Alevi kurumlarının, sürece dair çekinceli bir tutum sergilediğini belirten Kenanoğlu, bu durumu “endişe ve korumacı yaklaşım” olarak tanımladı. Alevi inancının barışa yönelik bir tutum benimsediğini hatırlatan Kenanoğlu, bu noktada Alevi kurumlarının daha etkin bir rol alması gerektiğini belirtti. Örneğin, 11 Temmuz’da yapılan silah yakma törenine Alevi kurumlarının katılmaması, bu tutumun bir örneği olarak gösterildi.
Kenanoğlu, Alevi kurumlarının geçmişle yüzleşme konusunda tereddüt etmemesi gerektiğini vurguladı. “Madımak, Roboski, Maraş, Çorum gibi katliamlarla yüzleşmeden kalıcı barış sağlanamaz” diyen Kenanoğlu, Alevi kurumlarının sürecin öznesi olması gerektiğini dile getirdi. “Artık biz eşit yurttaşlık talebinde bulunuyoruz” yerine “Biz bu işin öznesiyiz” denilmesi gerektiğini belirtti.

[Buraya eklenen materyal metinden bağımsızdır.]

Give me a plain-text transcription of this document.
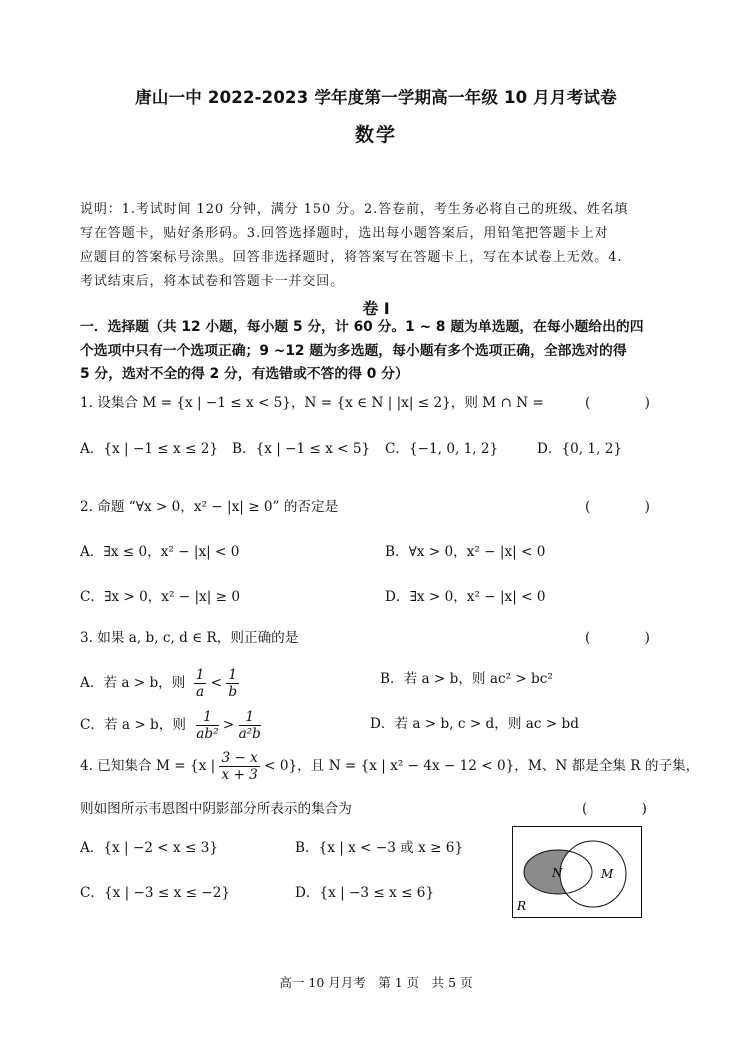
唐山一中 2022-2023 学年度第一学期高一年级 10 月月考试卷
数学
说明：1.考试时间 120 分钟，满分 150 分。2.答卷前，考生务必将自己的班级、姓名填
写在答题卡，贴好条形码。3.回答选择题时，选出每小题答案后，用铅笔把答题卡上对
应题目的答案标号涂黑。回答非选择题时，将答案写在答题卡上，写在本试卷上无效。4.
考试结束后，将本试卷和答题卡一并交回。
卷 I
一．选择题（共 12 小题，每小题 5 分，计 60 分。1 ~ 8 题为单选题，在每小题给出的四
个选项中只有一个选项正确；9 ~12 题为多选题，每小题有多个选项正确，全部选对的得
5 分，选对不全的得 2 分，有选错或不答的得 0 分）
1. 设集合 M = {x | −1 ≤ x < 5}，N = {x ∈ N | |x| ≤ 2}，则 M ∩ N =	(　　　　)
A．{x | −1 ≤ x ≤ 2} B．{x | −1 ≤ x < 5} C．{−1, 0, 1, 2}	D．{0, 1, 2}
2. 命题 “∀x > 0，x² − |x| ≥ 0” 的否定是	(　　　　)
A．∃x ≤ 0，x² − |x| < 0	B．∀x > 0，x² − |x| < 0
C．∃x > 0，x² − |x| ≥ 0	D．∃x > 0，x² − |x| < 0
3. 如果 a, b, c, d ∈ R，则正确的是	(　　　　)
A．若 a > b，则 $\frac{1}{a} < \frac{1}{b}$	B．若 a > b，则 ac² > bc²
C．若 a > b，则 $\frac{1}{\text{ab²}} > \frac{1}{\text{a²b}}$	D．若 a > b, c > d，则 ac > bd
4. 已知集合 M = {x | $\frac{3 - x}{x + 3} < 0$}，且 N = {x | x² − 4x − 12 < 0}，M、N 都是全集 R 的子集，
则如图所示韦恩图中阴影部分所表示的集合为	(　　　　)
A．{x | −2 < x ≤ 3}	B．{x | x < −3 或 x ≥ 6}
C．{x | −3 ≤ x ≤ −2}	D．{x | −3 ≤ x ≤ 6}
N	M
R
高一 10 月月考　第 1 页　共 5 页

Alevi toplumu ve kurumlarının, Türkiye’nin demokratikleşme sürecinde aktif rol almasının önemine de dikkat çeken Kenanoğlu, “Alevi kurum yöneticilerinin bilgi ve birikimi yüksek. Yeter ki bunda karar versinler” dedi. Türkiye’nin demokratik bir anayasaya ihtiyacı olduğunu vurgulayan Kenanoğlu, bu sürecin Alevi toplumu tarafından sahiplenilmesinin gerekliliğine işaret etti.